Segundo o documento, as entidades continuarão a propagar as mesmas ideias da época, que, de acordo com os clubes, prezava pela defesa da soberania nacional, combate à corrupção, desenvolvimento do país e garantia da democracia.
"E como tal, sendo entidades representativas de uma classe profissional que simplesmente não pode existir alheada da Pátria, continuarão a propugnar pelas importantes causas do Movimento Cívico-Militar de 31 de Março de 1964, comuns a todos os brasileiros: defesa da soberania nacional, combate à corrupção, desenvolvimento do país e garantia da democracia", finaliza a comissão.
O artigo foi assinado pelo General de Brigada, Sérgio Tavares Carneiro, presidente do Clube Militar; pelo Almirante de Esquadra, Luiz Fernando Palmer Fonseca, presidente do Clube Naval; e pelo Major Brigadeiro do Ar, Marco Antônio Carballo Perez, presidente do Clube de Aeronáutica.
O dia na história
O dia 31 de março de 1964, que completa 59 anos nesta sexta-feira (31), ficou marcado pela retirada do então presidente João Goulart do poder nacional.
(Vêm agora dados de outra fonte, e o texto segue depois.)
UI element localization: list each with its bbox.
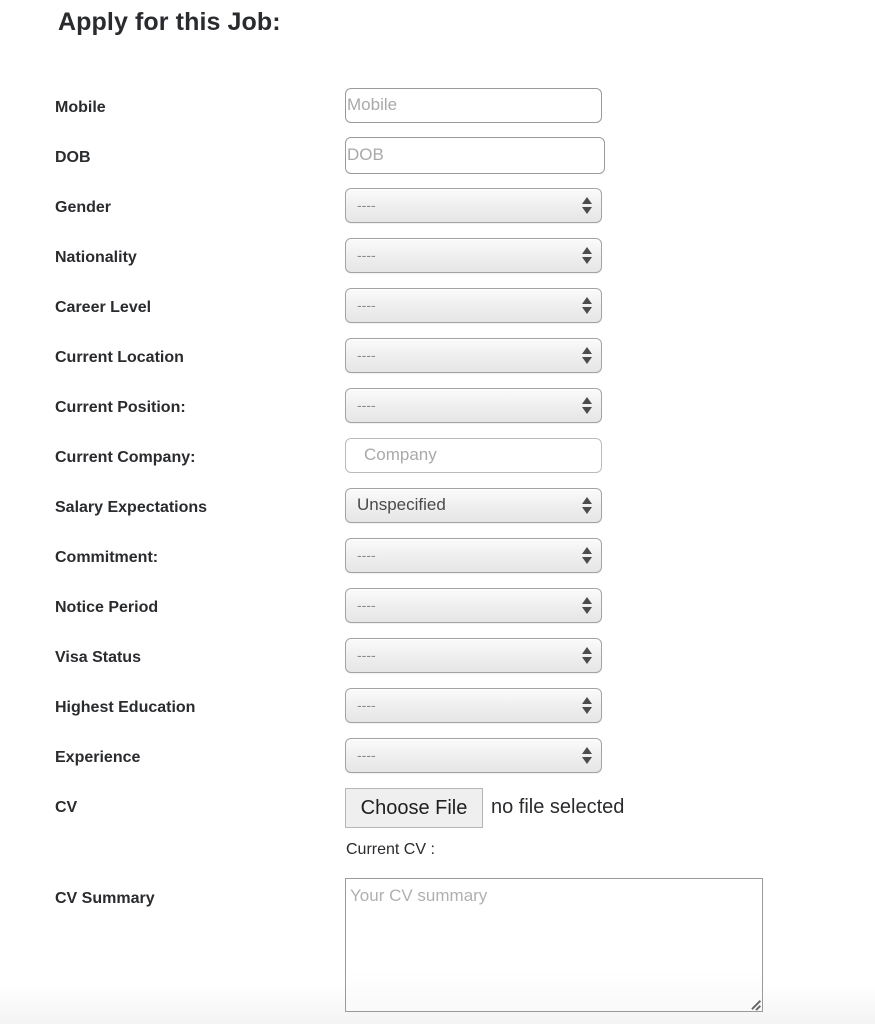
current-company-placeholder: Company	[364, 445, 437, 464]
current-location-selected-value: ----	[357, 347, 376, 363]
commitment-row: Commitment: ----	[0, 538, 875, 574]
gender-row: Gender ----	[0, 188, 875, 224]
job-application-page: Apply for this Job: Mobile Mobile DOB DO…	[0, 0, 875, 1024]
current-position-label: Current Position:	[55, 399, 186, 416]
cv-summary-placeholder: Your CV summary	[350, 886, 488, 905]
highest-education-row: Highest Education ----	[0, 688, 875, 724]
career-level-row: Career Level ----	[0, 288, 875, 324]
page-title: Apply for this Job:	[58, 8, 281, 36]
notice-period-label: Notice Period	[55, 599, 159, 616]
file-status-text: no file selected	[491, 796, 625, 818]
up-down-arrows-icon	[582, 197, 592, 215]
experience-label: Experience	[55, 749, 141, 766]
up-down-arrows-icon	[582, 697, 592, 715]
salary-expectations-selected-value: Unspecified	[357, 495, 446, 514]
current-location-label: Current Location	[55, 349, 184, 366]
up-down-arrows-icon	[582, 247, 592, 265]
up-down-arrows-icon	[582, 747, 592, 765]
up-down-arrows-icon	[582, 347, 592, 365]
dob-label: DOB	[55, 149, 91, 166]
gender-label: Gender	[55, 199, 112, 216]
highest-education-label: Highest Education	[55, 699, 196, 716]
career-level-select[interactable]: ----	[345, 288, 602, 323]
notice-period-row: Notice Period ----	[0, 588, 875, 624]
current-cv-label: Current CV :	[346, 841, 435, 858]
salary-expectations-select[interactable]: Unspecified	[345, 488, 602, 523]
current-company-label: Current Company:	[55, 449, 196, 466]
commitment-selected-value: ----	[357, 547, 376, 563]
mobile-label: Mobile	[55, 99, 106, 116]
mobile-input[interactable]: Mobile	[345, 88, 602, 123]
visa-status-row: Visa Status ----	[0, 638, 875, 674]
up-down-arrows-icon	[582, 397, 592, 415]
career-level-label: Career Level	[55, 299, 152, 316]
cv-label: CV	[55, 799, 78, 816]
commitment-label: Commitment:	[55, 549, 159, 566]
current-company-row: Current Company: Company	[0, 438, 875, 474]
dob-placeholder: DOB	[347, 145, 384, 164]
visa-status-selected-value: ----	[357, 647, 376, 663]
current-company-input[interactable]: Company	[345, 438, 602, 473]
nationality-row: Nationality ----	[0, 238, 875, 274]
up-down-arrows-icon	[582, 597, 592, 615]
cv-summary-label: CV Summary	[55, 890, 155, 907]
up-down-arrows-icon	[582, 547, 592, 565]
current-location-row: Current Location ----	[0, 338, 875, 374]
visa-status-label: Visa Status	[55, 649, 141, 666]
gender-selected-value: ----	[357, 197, 376, 213]
up-down-arrows-icon	[582, 297, 592, 315]
highest-education-selected-value: ----	[357, 697, 376, 713]
current-location-select[interactable]: ----	[345, 338, 602, 373]
mobile-row: Mobile Mobile	[0, 88, 875, 124]
highest-education-select[interactable]: ----	[345, 688, 602, 723]
current-position-select[interactable]: ----	[345, 388, 602, 423]
nationality-select[interactable]: ----	[345, 238, 602, 273]
cv-summary-textarea[interactable]: Your CV summary	[345, 878, 763, 1012]
dob-input[interactable]: DOB	[345, 137, 605, 174]
mobile-placeholder: Mobile	[347, 95, 398, 114]
gender-select[interactable]: ----	[345, 188, 602, 223]
experience-row: Experience ----	[0, 738, 875, 774]
visa-status-select[interactable]: ----	[345, 638, 602, 673]
salary-expectations-row: Salary Expectations Unspecified	[0, 488, 875, 524]
nationality-selected-value: ----	[357, 247, 376, 263]
experience-selected-value: ----	[357, 747, 376, 763]
current-position-row: Current Position: ----	[0, 388, 875, 424]
up-down-arrows-icon	[582, 647, 592, 665]
nationality-label: Nationality	[55, 249, 137, 266]
salary-expectations-label: Salary Expectations	[55, 499, 208, 516]
current-position-selected-value: ----	[357, 397, 376, 413]
up-down-arrows-icon	[582, 497, 592, 515]
choose-file-button[interactable]: Choose File	[345, 788, 483, 828]
career-level-selected-value: ----	[357, 297, 376, 313]
resize-grip-icon[interactable]	[750, 999, 760, 1009]
dob-row: DOB DOB	[0, 137, 875, 174]
experience-select[interactable]: ----	[345, 738, 602, 773]
notice-period-selected-value: ----	[357, 597, 376, 613]
notice-period-select[interactable]: ----	[345, 588, 602, 623]
commitment-select[interactable]: ----	[345, 538, 602, 573]
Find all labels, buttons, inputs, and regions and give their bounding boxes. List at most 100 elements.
Dias depois, foi anunciado o Ato Institucional nº 1 (AI-1), criado por militares, que realizou mudanças significativas na modificação no Legislativo Brasileiro. 
O AI-1 dizia que o governo militar poderia cassar mandatos legislativos, suspender os direitos políticos ou afastar do serviço público a pessoa que pudesse ameaçar a segurança nacional. O Ato também convocou eleições indiretas para o governo, que resultou na eleição do general Humberto de Alencar Castelo Branco, o primeiro presidente do período de domínio militar que durou até 1985.
O período de 21 anos de ditadura foi marcado por perseguição, tortura e assassinatos de opositores ao governo militar. Não houve voto direto nesse período para presidente, o que culminou em uma paralisação da democracia. O Congresso Nacional foi fechado e a imprensa foi fortemente censurada.
Ao DIA, a professora de História Contemporânea da Universidade Federal Fluminense (UFF), Janaína Martins Cordeiro, o dia 31 de março de 1964 marca a data de um golpe de Estado no Brasil. Segundo ela, o discurso de "revolução democrática" propagado por militares não condiz com o que realmente foi feito na época.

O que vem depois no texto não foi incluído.